It may be difficult to understand my posts occasionally because of the way I write.

What I was getting at is this: Ordinarily, photographers LEARN first, THEN develop their portfolios, THEN start their business.  

You indicated that you wish to develop your portfolio first, THEN start your business, and THEN learn.  Or possibly do everything all at once, preferably immediately.

There is nothing wrong with setting yourself upon the fast track to success, and I applaud your ambition, but in my experience, learning the art and craft of photography takes time and intensive effort.


----------



## PoetoftheBlack (Jun 24, 2015)

Artificial Lighting actually follows a few rules that carry over from the days of Paintings. So you usually begin with the sort of lighting that the masters used to create for their paintings. This was usually done with oil lamps or other such sources of light.

The famous forms of lighting we usually look at are Rembrandt, Paramount, Broad Lighting and Short Lighting.

The best way to begin would be to look up these lighting methods and recreate them using a normal Construction Light or Bulb and have a friend sit for you.
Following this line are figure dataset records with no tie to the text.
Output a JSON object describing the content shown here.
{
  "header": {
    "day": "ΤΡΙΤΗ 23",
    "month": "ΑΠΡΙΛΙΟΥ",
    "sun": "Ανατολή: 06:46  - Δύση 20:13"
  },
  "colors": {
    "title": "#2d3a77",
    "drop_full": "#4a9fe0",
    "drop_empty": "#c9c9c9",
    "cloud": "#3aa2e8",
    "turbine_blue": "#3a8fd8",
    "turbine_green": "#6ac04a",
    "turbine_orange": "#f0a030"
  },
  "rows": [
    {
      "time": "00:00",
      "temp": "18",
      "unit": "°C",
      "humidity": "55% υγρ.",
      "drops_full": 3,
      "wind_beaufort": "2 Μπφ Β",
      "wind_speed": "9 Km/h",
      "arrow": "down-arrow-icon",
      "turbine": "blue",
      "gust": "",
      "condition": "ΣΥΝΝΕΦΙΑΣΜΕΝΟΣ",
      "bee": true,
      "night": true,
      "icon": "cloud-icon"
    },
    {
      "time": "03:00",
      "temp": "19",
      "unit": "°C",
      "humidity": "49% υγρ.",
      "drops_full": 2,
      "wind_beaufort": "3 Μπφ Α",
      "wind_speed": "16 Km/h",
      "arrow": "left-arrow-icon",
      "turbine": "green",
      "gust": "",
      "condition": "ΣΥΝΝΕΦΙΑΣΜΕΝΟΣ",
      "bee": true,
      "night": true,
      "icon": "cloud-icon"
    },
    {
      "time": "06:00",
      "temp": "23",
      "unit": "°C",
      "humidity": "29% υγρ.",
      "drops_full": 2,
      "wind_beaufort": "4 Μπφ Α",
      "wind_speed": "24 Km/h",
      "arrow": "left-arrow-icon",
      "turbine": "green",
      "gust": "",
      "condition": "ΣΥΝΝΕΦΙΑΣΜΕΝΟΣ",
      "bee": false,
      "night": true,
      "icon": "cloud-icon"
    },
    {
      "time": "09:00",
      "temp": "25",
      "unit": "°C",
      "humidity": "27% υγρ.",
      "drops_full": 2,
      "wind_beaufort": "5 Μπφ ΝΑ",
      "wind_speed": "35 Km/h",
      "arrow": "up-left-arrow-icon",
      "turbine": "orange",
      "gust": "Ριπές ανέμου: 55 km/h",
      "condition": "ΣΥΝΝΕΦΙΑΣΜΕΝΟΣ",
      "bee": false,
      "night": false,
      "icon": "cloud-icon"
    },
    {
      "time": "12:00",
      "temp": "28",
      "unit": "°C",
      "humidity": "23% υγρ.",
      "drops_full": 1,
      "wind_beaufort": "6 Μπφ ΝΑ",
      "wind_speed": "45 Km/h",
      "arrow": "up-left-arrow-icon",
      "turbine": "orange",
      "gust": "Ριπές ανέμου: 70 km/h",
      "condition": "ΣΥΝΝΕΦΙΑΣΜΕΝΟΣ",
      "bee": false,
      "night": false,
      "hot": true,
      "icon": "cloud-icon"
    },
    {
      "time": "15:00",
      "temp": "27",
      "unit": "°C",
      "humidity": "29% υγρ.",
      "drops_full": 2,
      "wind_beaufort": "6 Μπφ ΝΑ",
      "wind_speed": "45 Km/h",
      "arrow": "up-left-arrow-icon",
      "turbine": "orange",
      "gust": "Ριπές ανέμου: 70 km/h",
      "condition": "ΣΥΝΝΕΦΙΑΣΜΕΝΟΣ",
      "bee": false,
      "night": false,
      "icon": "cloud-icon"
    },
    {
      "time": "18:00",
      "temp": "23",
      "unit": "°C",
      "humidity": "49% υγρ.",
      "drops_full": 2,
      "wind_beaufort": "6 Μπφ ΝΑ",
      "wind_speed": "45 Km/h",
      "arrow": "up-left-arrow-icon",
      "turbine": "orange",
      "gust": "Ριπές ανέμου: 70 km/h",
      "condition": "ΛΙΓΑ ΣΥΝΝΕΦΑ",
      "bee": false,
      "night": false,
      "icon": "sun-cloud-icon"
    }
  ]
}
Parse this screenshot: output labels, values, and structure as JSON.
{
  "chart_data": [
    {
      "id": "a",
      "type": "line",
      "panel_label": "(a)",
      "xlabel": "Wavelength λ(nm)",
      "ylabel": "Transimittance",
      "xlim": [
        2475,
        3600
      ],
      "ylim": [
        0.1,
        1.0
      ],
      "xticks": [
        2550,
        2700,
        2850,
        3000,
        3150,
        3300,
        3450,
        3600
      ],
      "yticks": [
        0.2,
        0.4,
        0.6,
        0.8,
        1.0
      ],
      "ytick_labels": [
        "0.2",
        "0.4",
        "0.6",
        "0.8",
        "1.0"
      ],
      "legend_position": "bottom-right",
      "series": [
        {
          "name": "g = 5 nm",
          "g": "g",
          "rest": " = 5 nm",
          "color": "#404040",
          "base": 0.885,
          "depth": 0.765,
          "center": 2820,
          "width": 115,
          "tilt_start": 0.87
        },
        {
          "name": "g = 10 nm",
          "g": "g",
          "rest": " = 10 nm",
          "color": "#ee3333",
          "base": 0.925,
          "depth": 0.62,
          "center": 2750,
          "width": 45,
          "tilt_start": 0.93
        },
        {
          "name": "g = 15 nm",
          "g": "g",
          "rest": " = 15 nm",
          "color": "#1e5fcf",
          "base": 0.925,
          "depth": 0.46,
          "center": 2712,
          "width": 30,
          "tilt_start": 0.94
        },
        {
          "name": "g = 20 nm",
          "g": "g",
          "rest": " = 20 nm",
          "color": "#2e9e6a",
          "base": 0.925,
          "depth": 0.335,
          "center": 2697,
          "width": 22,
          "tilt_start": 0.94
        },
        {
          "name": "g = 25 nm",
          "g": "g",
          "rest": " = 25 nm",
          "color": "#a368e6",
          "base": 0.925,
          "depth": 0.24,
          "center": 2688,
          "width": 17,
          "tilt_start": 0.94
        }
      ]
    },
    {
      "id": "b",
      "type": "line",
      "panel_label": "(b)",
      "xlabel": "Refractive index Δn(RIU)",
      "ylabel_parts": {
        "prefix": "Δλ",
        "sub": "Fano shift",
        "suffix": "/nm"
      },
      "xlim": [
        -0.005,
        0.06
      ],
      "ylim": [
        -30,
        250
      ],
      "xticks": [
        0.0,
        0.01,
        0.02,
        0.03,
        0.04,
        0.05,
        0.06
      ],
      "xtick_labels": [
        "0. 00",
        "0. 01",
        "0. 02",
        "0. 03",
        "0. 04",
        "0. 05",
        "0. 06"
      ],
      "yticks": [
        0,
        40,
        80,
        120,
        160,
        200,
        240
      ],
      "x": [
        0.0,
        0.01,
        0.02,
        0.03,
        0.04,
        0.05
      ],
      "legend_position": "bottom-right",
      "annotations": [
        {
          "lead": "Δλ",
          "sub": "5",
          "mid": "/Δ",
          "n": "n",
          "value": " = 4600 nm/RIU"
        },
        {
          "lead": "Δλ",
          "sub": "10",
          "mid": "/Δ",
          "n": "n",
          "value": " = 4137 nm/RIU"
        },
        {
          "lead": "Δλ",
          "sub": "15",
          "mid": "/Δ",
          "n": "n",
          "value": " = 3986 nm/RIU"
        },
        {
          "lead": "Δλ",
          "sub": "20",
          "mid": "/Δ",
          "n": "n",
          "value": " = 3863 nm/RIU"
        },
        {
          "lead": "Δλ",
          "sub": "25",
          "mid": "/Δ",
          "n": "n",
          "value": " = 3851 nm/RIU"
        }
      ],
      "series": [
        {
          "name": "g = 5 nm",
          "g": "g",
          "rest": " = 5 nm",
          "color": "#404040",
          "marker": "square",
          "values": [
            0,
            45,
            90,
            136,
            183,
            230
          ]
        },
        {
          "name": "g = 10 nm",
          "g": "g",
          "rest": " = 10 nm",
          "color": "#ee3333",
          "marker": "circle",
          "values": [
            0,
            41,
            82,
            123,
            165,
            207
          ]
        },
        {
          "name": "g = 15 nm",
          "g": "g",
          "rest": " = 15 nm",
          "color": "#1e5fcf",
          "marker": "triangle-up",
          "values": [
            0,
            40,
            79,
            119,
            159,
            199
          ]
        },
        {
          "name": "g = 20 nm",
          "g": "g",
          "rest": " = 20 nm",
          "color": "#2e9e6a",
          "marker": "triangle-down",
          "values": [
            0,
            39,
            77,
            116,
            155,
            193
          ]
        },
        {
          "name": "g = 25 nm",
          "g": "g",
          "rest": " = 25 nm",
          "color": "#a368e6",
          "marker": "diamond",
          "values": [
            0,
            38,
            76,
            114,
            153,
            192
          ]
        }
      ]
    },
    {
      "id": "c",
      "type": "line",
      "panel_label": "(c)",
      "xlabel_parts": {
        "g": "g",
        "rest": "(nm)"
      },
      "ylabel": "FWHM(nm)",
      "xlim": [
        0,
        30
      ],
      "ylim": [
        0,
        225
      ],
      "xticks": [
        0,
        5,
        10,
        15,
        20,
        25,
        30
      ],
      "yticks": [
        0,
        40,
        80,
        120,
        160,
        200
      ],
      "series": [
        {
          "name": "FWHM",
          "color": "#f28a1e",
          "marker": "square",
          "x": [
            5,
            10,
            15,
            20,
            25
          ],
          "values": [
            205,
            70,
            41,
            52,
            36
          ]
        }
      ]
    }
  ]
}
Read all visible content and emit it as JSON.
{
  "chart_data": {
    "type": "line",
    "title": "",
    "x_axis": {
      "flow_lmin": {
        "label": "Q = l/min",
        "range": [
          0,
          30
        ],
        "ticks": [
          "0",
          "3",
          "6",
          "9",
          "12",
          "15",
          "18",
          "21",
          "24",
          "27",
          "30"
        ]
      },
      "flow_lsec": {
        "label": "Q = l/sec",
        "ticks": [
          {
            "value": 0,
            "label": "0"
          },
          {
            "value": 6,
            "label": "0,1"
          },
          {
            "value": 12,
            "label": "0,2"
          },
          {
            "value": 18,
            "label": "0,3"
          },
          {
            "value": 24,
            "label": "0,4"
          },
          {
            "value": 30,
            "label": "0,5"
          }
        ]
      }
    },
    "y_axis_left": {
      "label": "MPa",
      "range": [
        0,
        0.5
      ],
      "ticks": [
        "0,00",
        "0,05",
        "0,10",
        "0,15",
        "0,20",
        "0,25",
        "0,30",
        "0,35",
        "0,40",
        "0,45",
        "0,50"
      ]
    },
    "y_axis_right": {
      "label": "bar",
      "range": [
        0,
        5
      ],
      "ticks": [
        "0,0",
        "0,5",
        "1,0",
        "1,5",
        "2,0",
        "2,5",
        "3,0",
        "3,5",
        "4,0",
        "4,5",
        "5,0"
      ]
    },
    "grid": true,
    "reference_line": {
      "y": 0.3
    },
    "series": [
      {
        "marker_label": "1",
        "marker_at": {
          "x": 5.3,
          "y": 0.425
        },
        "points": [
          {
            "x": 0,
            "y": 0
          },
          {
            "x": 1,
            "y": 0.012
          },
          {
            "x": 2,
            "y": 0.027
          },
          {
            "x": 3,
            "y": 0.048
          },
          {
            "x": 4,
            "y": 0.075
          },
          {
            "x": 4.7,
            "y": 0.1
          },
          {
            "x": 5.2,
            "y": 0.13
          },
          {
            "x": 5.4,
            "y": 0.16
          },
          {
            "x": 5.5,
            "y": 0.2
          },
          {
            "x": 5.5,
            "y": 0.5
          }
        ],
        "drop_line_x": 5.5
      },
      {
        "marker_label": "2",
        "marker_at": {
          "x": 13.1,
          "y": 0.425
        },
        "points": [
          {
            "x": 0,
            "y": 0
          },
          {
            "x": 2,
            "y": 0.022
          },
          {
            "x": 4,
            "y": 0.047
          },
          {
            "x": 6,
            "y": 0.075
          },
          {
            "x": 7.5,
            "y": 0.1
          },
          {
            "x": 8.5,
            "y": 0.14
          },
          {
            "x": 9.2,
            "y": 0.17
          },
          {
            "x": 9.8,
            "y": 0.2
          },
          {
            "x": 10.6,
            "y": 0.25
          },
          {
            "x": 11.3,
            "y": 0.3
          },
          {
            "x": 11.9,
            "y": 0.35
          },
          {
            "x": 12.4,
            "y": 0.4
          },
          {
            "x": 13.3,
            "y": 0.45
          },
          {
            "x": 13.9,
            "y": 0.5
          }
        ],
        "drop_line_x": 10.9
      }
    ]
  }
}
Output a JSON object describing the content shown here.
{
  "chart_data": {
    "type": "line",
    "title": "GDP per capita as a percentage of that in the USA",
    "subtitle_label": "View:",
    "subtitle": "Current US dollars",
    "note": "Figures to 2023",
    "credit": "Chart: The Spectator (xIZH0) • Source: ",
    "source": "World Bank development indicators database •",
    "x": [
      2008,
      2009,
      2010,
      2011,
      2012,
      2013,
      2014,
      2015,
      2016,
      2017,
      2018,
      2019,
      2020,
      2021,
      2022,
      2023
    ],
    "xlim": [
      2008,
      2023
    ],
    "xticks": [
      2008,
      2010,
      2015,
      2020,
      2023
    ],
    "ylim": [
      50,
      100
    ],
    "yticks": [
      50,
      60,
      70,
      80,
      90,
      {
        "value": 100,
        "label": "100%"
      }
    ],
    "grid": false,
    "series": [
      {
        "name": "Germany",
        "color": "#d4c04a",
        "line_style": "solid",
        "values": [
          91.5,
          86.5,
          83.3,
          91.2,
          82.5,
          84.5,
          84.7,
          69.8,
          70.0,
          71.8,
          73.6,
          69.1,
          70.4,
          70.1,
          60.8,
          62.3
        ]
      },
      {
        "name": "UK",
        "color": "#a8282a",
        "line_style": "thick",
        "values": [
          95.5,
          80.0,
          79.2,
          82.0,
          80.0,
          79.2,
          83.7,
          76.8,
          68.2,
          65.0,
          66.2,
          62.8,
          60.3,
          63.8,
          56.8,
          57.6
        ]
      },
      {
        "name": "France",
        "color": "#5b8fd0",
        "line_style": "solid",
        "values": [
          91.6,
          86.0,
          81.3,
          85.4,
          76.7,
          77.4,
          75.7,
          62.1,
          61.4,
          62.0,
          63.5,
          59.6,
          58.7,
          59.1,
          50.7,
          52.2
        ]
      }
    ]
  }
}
We basically take these 4 types of lighting and create multiple variations of it.


----------



## SoulfulRecover (Jun 24, 2015)

I bought some stands ($100), a back drop ($60) and a single strobe ($100) and started shooting


----------



## chuasam (Jun 27, 2015)

go to a photography school and take a few classes.
I've been to a couple of the meetup groups, and it felt more like the blind leading the blind....and the one eyed photographer is king.


----------